淡水に適応した人食い巨大鮫がセーヌ川に現れ、パリを恐怖に陥れる話。これはなかなかに酷い映画でした笑。とにかく作り手にとって都合の良い展開の連続でげんなりさせられる。ホラー映画とかパニック映画である前にお馬鹿映画に近いのだけど、これを科学やら何やらでそれらしく説明されるせいで薄ら寒く感じてしまう。話の流れとしては大体下記の通り。
サメが淡水に適応→単為生殖が可能になり、雌だけで大量の子供を作れるようになる→動物愛護活動家がサメを守るためにサメの体についた発信機を消す→パリで繁殖→市長がトライアスロン大会を開催し、餌(人間)が大量に川へ投与される→軍隊が川底にある不発弾を誤って爆破させ、パリが水没。サメの街になる。
どれをとっても都合の良い展開ばかりで、個々の要素がまったく有機的につながっていない。たとえば、活動家が、パリにいるサメを守る意志を、SNSを通じ全世界に発信するシーンがあるのに、そのすぐ後にトライアスロン大会が開かれる。パリにサメがいるって話は一瞬で人々の記憶から消えてしまう都合の良すぎる世界。そして、サメへの恐怖に逃げ惑う人たちが、押し合いへし合いの末に足を滑らせぼこぼこ川へ落ちてくのも都合が良すぎるんよ。
動物愛護活動家がサメの発信機をわざわざ切ったり、お馬鹿な市長が主人公サイドの人間の助言を無視して、私利私欲のためにトライアスロンを開いたりと、特定の個人の誤った判断でストーリーが展開していくプロットがあまりにいただけない。パニック映画が「天災」ではなく「人災」に見えてしまうと、余計に都合の良さが際立つのです。
冒頭に、ダーウィンの言葉「生き残るのは最も強い者でも最も賢い者でもない。変化するものである」が引用してあるのだけど、偉い人の肩の上に乗って、破綻したプロットを正当化しようしする意図が透けて見えるこうしたエクスキューズが僕はとても苦手です。「サメ映画」もお「馬鹿映画」も好きだけど、低級な映画を、まるで高尚なものであるのように外面だけ取り繕っているのがあまり好きでない。もちろんこれは個人の感想。
サメ映画って、本作のように科学的にあり得ないことを、さも科学的にあり得るかのようにそれらしく説明して正当化してみせるきらいがある。そうでなければストーリーが成り立たないわけで、それでも『ディープ·ブルー』や『メグ』はその正当化が嫌らしくない塩梅でなされていて、納得はできないなが、楽しむことはできた。でも、その自己正当化がここまでくるとさすがに都合の良さに目がいってしまい、映画として破綻してるじゃんと素直に思ってしまう。

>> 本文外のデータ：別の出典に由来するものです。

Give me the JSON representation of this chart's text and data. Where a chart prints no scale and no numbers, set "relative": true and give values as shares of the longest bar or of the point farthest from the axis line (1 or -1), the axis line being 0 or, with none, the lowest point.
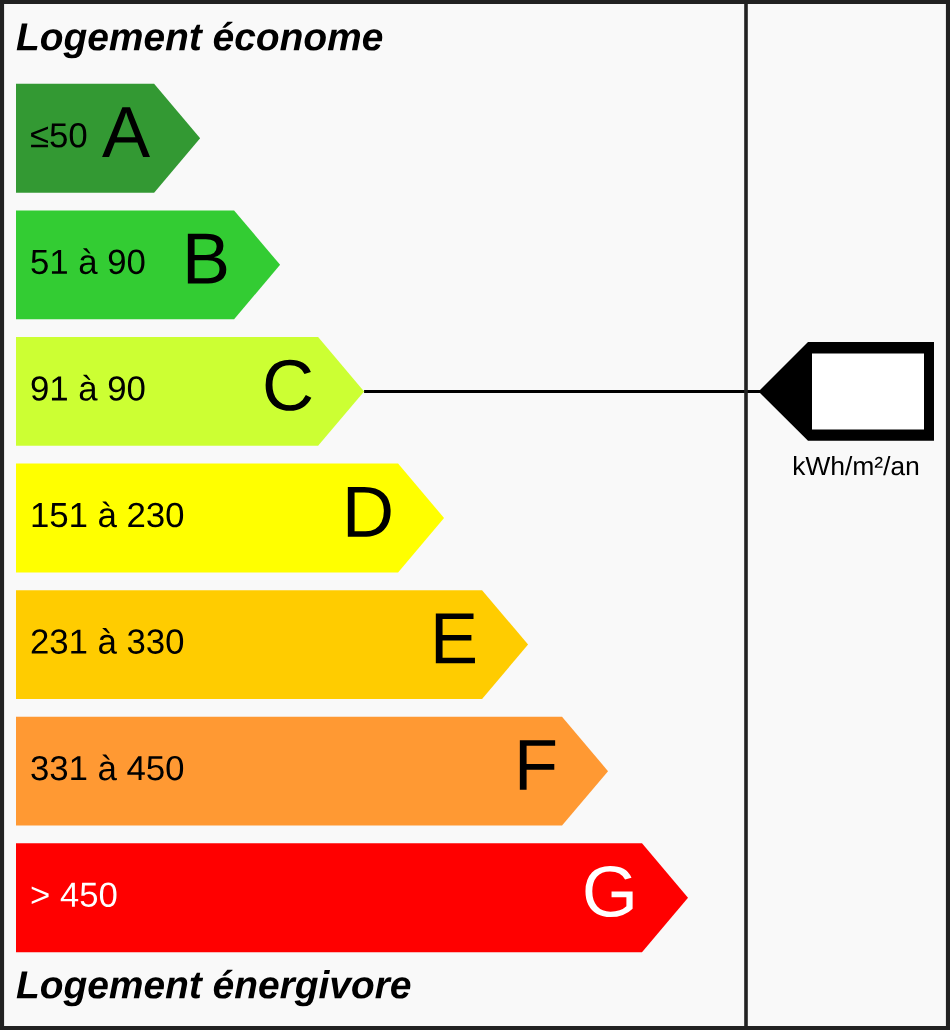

だからこそ『シャークネード』シリーズはあんなに人気なのか笑。サメ映画はそもそもお馬鹿映画であるわけで、その前提の上に「お馬鹿」な要素を果てしなく積み上げていったら、そりゃ観る側も好きにならざるをえない、、笑。本作は、「お馬鹿」な前提の上に、知性らしきものを積み重ねていってるから、ツッコミどころが無限に生じてしまう。いやでもお馬鹿じゃん、って感じで。土台がぐらぐらな上に何を積み上げても、いやむしろ、まともなものを積み上げるだけ寒く感じてしまうんだろうな。